I’ve made my case on this here and here, so I’ll only add/reiterate a few points: Prior to my academic career, I was an intelligence analyst in INR at the State Department — in the office of Soviet and East European analysis. In 1992 and 1993, I served as the analyst for Bosnia, Croatia, and Poland. When the war in Bosnia broke out in March 1992, my portfolio was expanded to include the coordination of collection and analysis of war crimes and atrocities. Predicting a mass atrocity event in the midst of highly fluid events is not easy – and it certainly is not an exact science (all intelligence is probabilistic). Intelligence analysts and decisionmakers have to make judgments on the basis of incomplete information –made even more complicated by all the noise/propaganda in the system. I’m not privy to the intelligence assessments on Benghazi, but the factors that I would have looked for — the pace and flow of the battle, the disposition of the forces arrayed against Benghazi, the nature of Qaddafi’s regime, the nature of the rebel force and the fact that a large portion of it emerged out of a civilian demonstration movement, and the fact that the Benghazi uprising was the epicenter of the anti-Qaddafi revolution among others – all point to a credible (probabilistic) threat to the civilian population located there.
These factors also seem to have influenced the assessments of the human rights and humanitarian groups operating in Libya. For example, on March 16, ICG issued an open letter to the United Nations that began:
In light of the grave situation in Libya, we urge Security Council Members to take immediate effective action aimed at achieving a ceasefire in place and initiating negotiations to secure a transition to a legitimate and representative government. This action should be backed by the credible threat of appropriate military intervention, as a last resort, to prevent mass atrocities.
Finally, very few mass atrocity events are laid out according to some premeditated, master plan. More often than not – e.g. Sri Lanka, Guatemala, El Salvador, East Timor — they occur as a result of the exigencies of a particular battle or campaign and the reprisals that follow (or come near the) defeat of rebel forces.
The events of March 12 – March 18 included many signals that suggested Benghazi could have turned ugly very quickly. Whether or not that is the case, we’ll never know – but to summarily dismiss the potential threat is just wrong.

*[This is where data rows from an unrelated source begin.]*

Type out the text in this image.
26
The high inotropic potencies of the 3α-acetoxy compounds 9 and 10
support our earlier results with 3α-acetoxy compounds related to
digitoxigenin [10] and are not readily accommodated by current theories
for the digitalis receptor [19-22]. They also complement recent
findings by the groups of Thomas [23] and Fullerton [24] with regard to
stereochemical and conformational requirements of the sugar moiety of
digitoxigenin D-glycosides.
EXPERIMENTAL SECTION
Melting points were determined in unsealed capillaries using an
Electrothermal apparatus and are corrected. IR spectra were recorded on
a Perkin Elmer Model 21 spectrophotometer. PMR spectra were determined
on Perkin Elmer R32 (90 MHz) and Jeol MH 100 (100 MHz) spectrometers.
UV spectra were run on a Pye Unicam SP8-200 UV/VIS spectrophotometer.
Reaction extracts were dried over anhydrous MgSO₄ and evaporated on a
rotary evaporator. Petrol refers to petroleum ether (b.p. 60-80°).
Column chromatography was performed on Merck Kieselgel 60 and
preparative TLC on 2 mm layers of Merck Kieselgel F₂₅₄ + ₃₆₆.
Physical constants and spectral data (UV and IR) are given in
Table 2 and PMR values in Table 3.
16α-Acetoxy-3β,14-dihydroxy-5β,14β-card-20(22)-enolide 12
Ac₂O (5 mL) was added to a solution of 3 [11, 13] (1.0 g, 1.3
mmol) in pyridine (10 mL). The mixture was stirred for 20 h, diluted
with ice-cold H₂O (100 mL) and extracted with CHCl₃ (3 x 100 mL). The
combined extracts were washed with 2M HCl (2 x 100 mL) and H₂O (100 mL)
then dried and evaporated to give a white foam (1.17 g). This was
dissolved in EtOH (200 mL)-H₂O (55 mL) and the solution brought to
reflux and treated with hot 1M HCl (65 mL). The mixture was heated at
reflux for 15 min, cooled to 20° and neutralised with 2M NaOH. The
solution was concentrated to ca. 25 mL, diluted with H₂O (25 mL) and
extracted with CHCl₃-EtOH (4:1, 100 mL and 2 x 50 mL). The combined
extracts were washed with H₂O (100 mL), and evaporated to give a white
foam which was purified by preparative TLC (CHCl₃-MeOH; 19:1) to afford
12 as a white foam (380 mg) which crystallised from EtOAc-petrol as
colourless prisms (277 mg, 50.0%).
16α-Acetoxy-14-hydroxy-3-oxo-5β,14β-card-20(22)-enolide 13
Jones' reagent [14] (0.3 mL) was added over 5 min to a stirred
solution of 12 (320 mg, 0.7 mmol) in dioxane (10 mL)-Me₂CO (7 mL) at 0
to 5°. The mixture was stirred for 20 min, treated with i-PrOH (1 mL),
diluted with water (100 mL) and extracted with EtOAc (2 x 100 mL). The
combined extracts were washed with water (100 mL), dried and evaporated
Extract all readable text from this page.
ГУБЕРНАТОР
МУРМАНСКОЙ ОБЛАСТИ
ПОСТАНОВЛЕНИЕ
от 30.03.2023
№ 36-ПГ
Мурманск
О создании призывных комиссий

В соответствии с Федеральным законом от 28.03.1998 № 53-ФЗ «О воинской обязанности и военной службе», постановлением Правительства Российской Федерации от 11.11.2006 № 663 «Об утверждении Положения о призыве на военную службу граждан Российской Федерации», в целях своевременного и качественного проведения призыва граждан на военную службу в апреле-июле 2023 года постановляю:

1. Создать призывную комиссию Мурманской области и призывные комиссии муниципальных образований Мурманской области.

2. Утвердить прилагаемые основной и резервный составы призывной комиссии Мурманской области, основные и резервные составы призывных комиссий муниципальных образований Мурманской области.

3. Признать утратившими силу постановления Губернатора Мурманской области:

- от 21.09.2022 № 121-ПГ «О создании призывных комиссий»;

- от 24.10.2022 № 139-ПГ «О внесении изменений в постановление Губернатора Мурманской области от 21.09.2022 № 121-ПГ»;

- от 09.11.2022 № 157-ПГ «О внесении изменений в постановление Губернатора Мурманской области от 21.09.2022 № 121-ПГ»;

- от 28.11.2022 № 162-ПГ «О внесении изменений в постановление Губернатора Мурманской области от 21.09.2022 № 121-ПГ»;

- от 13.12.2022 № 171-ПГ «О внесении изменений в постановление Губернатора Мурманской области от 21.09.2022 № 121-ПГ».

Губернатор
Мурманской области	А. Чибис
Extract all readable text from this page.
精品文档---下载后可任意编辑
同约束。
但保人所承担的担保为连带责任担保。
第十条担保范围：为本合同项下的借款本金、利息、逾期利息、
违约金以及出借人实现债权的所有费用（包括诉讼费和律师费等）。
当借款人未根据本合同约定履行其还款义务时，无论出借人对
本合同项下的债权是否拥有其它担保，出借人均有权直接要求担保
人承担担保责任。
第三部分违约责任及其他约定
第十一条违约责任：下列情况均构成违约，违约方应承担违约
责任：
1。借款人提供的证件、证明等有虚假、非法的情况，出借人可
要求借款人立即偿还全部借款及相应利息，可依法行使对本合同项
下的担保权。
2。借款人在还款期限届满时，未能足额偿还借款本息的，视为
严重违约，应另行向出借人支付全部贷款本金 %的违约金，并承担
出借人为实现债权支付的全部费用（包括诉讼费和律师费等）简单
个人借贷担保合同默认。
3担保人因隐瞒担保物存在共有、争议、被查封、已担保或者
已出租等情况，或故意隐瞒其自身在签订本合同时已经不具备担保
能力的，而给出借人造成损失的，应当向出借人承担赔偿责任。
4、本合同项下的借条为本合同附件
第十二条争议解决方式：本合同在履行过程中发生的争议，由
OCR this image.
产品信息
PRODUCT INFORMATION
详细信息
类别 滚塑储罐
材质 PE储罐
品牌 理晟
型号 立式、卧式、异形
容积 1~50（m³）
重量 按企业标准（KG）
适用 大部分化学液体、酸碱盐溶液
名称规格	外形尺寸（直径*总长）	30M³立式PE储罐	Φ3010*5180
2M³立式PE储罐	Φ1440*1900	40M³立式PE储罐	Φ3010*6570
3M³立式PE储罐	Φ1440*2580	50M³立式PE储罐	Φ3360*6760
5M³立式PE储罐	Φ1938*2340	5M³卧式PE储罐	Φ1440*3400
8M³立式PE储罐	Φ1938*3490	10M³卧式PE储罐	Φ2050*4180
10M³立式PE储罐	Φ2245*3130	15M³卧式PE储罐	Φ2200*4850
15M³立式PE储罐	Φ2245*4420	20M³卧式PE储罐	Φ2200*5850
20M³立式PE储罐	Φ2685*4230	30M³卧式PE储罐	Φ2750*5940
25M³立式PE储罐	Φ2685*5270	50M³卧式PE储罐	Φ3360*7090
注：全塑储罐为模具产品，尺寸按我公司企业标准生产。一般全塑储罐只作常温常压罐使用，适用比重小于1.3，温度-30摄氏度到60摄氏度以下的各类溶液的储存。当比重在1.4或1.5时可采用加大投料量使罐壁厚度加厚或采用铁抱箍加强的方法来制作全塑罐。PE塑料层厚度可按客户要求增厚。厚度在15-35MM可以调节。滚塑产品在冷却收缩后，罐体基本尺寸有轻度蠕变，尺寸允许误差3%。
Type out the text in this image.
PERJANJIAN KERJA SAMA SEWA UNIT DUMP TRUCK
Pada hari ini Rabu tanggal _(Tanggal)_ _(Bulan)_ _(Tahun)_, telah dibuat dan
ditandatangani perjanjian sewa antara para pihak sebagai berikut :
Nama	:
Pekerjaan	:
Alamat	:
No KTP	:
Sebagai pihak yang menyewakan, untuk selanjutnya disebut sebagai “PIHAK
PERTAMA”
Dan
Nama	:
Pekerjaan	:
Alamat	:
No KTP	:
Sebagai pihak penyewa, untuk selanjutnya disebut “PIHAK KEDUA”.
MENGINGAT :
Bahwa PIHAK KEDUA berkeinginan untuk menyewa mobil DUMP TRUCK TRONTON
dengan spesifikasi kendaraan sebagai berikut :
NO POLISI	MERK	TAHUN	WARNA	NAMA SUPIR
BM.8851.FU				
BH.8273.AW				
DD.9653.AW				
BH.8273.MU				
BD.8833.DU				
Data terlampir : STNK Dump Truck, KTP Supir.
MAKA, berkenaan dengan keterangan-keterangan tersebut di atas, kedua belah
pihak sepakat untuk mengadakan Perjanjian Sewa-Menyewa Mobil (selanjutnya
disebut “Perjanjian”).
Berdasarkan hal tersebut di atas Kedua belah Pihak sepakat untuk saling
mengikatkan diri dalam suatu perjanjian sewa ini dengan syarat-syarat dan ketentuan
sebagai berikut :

On the second point, Kuperman and Sullivan offer nothing more than simple conjecture about the administration’s motive for intervention — that it acted on false pretense and engaged in fear mongering to justify and sell the intervention. Again, we’ll have to wait for the record to be more fully revealed. For example, we don’t know how the intelligence community saw the situation and what they were telling the decisionmakers. We also don’t know exactly what the administration officials knew and believed — i.e., were they exploiting the humanitarian case or did they believe it? To date, we only have a few limited bits of data on what Obama’s advisers were thinking. Unlike Kuperman, Marc Lynch, for example, actually met with Obama’s advisers. His conclusion:
My conversations with administration officials, including but not limited to the one recounted by the indefatigable Laura Rozen, convinced me that they believed that a failure to act when and how they did would have led to a horrific slaughter in Benghazi and then across Libya.
So, it seems to me that there were credible (though certainly not absolute) reasons to conclude that we were on the verge of a mass atrocity event. And, we have several officials in the administration who apparently perceived that threat as imminent.
If this is the case, our task as analysts is to figure out how to reconcile the challenges and imperatives of preventing potential mass slaughter with the complexities, costs, and dangers of military interventions. It should not be to bury our heads in the sand and pretend that the potential for mass violence doesn’t exist.